It seems that many of my peers have chosen to overlook the death of an 18-year-old boy who was shot by a police officer in broad daylight for being part of a pro-Morsi demonstration, as well as the death of a 12-year-old Christian girl in a drive-by shooting outside a church wedding in Warraq. Both deaths happened in Cairo in recent months, a clear indication that neither stability nor security is restored; yet many will brush these deaths off as isolated incidents compared to the nationwide stability (cough *Sinai* cough).
How is this related to graffiti? Look at this photograph.
Soraya Morayef. All rights reserved. View larger version of this image.
This mural of 18-year-old Belal Ali was painted alongside the mural of 12-year-old Mariam, both made by Ammar Abo Bakr on the wall of the Armenian Church in Downtown Cairo. The fact that both were placed side by side on the church wall was inspiring and evocative, as were their angel-wings, equal in size and detail. In death, both were equally victims; and neither will be vindicated nor will their murderers be brought to justice.
Just days after Mariam’s mural was painted, her face and that of Belal were defaced with black paint; someone had taken offense at the sight of these victims and the memory of their death.
Ammar made something beautiful, something that mattered to the families and friends of these two martyrs. So, if I have understood this law correctly, then an artist like Ammar deserves four years in jail for offending someone with these murals, yet the victims’ murderers live freely with little chance of their being brought to justice. This isn’t fair.

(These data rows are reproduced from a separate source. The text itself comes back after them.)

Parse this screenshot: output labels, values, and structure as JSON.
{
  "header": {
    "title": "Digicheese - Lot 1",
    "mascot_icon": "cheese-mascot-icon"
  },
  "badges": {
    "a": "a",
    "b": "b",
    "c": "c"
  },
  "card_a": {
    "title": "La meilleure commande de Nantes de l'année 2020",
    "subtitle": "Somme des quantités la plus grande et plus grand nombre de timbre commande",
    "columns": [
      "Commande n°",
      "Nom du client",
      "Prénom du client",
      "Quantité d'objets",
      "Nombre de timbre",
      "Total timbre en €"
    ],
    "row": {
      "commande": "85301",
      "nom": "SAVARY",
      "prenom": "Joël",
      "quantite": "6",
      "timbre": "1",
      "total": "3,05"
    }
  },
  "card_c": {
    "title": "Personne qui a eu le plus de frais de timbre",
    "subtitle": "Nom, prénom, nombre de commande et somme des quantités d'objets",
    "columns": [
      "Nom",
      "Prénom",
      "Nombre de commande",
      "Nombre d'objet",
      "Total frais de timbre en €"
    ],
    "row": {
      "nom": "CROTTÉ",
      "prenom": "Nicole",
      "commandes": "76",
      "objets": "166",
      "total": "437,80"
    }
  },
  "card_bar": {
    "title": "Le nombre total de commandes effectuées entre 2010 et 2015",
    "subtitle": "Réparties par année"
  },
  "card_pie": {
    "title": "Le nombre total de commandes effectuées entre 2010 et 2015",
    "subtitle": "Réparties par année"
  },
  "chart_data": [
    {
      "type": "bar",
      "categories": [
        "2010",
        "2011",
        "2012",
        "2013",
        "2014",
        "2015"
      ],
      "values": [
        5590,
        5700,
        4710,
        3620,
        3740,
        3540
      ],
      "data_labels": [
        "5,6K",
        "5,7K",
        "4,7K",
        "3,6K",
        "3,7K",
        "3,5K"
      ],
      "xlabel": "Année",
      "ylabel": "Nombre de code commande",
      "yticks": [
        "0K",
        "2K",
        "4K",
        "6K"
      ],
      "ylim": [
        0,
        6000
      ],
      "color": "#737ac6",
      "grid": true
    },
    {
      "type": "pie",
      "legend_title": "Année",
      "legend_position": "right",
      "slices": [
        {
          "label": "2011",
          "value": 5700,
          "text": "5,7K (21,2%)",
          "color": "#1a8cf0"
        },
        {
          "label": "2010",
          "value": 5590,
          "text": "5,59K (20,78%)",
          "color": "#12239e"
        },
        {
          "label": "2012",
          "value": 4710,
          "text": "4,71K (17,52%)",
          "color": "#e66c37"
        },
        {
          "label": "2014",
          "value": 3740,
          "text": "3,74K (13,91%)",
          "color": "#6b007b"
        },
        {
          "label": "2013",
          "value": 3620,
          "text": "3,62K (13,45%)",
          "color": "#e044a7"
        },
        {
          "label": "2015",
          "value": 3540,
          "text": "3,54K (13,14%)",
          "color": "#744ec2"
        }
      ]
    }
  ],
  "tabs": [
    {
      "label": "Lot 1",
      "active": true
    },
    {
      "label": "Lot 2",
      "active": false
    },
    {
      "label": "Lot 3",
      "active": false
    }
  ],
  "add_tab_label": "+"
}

Yes, graffiti can be lewd and offensive, and in recent months it has been appropriated by different sides, many of whom have advocated messages of hate and violence. But to ostracize the already marginalized street artist community for individual acts committed by others is not right; especially since they have played such an important role in the visual representation of the January 25 revolution and its ideals.
Supporting a law that further oppresses free expression in Egypt’s current climate is dangerous; it is equal to banning a satirical TV show, for investigating journalists reporting another angle to the same story, for censoring authors and columnists for disagreeing with the state rhetoric. It enables a society of bullies that find legal recourse in shutting down disagreeable and unpopular voices, based on taste, propriety and offensiveness.
It isn’t right, but little in Egypt is right just now.